Abitare
- Editor-in-chief: Francesca Taroni
- Categories: Design and architecture magazine
- Frequency: Monthly
- Publisher: RCS Mediagroup
- Founded: 1961; 65 years ago
- Company: RCS Group
- Country: Italy
- Based in: Milan
- Language: Italian English
- Website: Abitare

= Abitare =

Monthly Italian architecture, furniture and design magazine

Abitare (which translates to "live" or "dwell"), published monthly in Milan, Italy, is a design magazine. It was first published in 1961.

==History and profile==
Abitare was launched in Milan in 1961 by Piera Peroni. It was devoted to architecture, interior design, furniture, product design and graphic arts and was published both in Italian and English.

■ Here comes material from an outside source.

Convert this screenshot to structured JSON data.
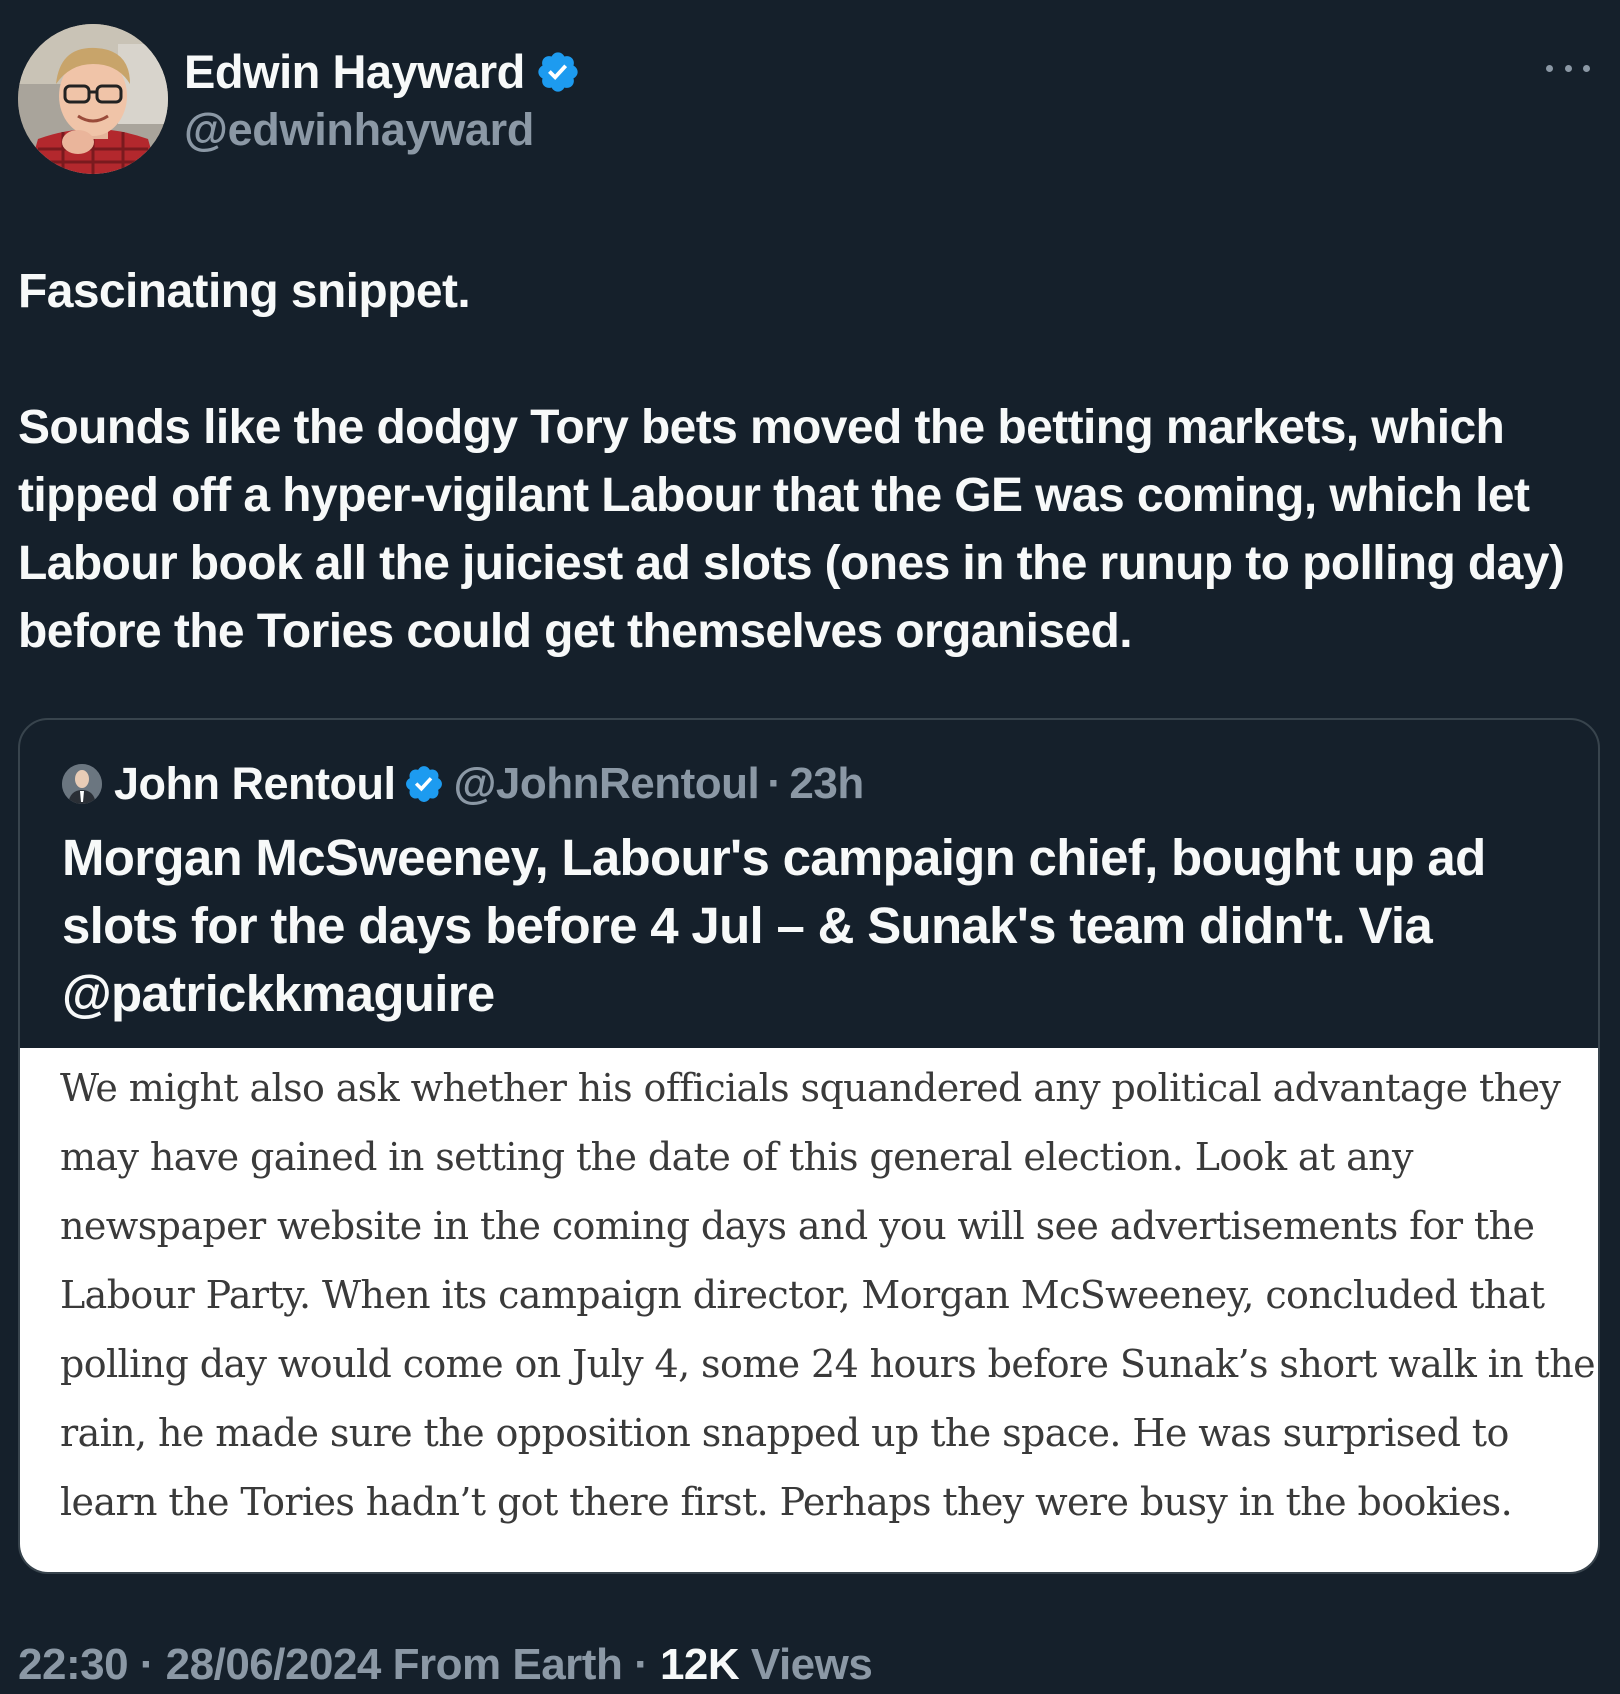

In 1976, the magazine was sold to Segesta Publishing group. Later it became part of the RCS Group and began to be published by RCS MediaGroup.

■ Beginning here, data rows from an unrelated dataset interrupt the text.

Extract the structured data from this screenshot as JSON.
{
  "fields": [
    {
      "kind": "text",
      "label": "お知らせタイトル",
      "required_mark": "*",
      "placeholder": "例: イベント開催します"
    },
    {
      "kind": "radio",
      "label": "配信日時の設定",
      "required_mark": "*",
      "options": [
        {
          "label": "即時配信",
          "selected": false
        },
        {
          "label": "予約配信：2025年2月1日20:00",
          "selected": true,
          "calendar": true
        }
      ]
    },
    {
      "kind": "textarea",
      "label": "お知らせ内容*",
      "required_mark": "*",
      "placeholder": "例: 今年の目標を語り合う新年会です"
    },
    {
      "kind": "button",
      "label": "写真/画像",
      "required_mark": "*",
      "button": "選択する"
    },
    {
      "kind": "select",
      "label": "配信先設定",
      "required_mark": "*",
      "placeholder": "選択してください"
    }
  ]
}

Shortly after the founding of the magazine, postwar architect, Eugenio Gentili Tedeschi joined Peroni. In addition to writing for the magazine, he later served as acting de facto editor-in-chief with Franca Santi. Stefano Boeri, Chiara Maranzana, Mario Piazza and Maria Giulia Zunino were among the editors-in-chief of the magazine.

The magazine momentarily ceased print publication in March 2014. However, its online version continued to publish content. The magazine was relaunched in October 2014 with a new format and new graphics under the direction of Silvia Botti.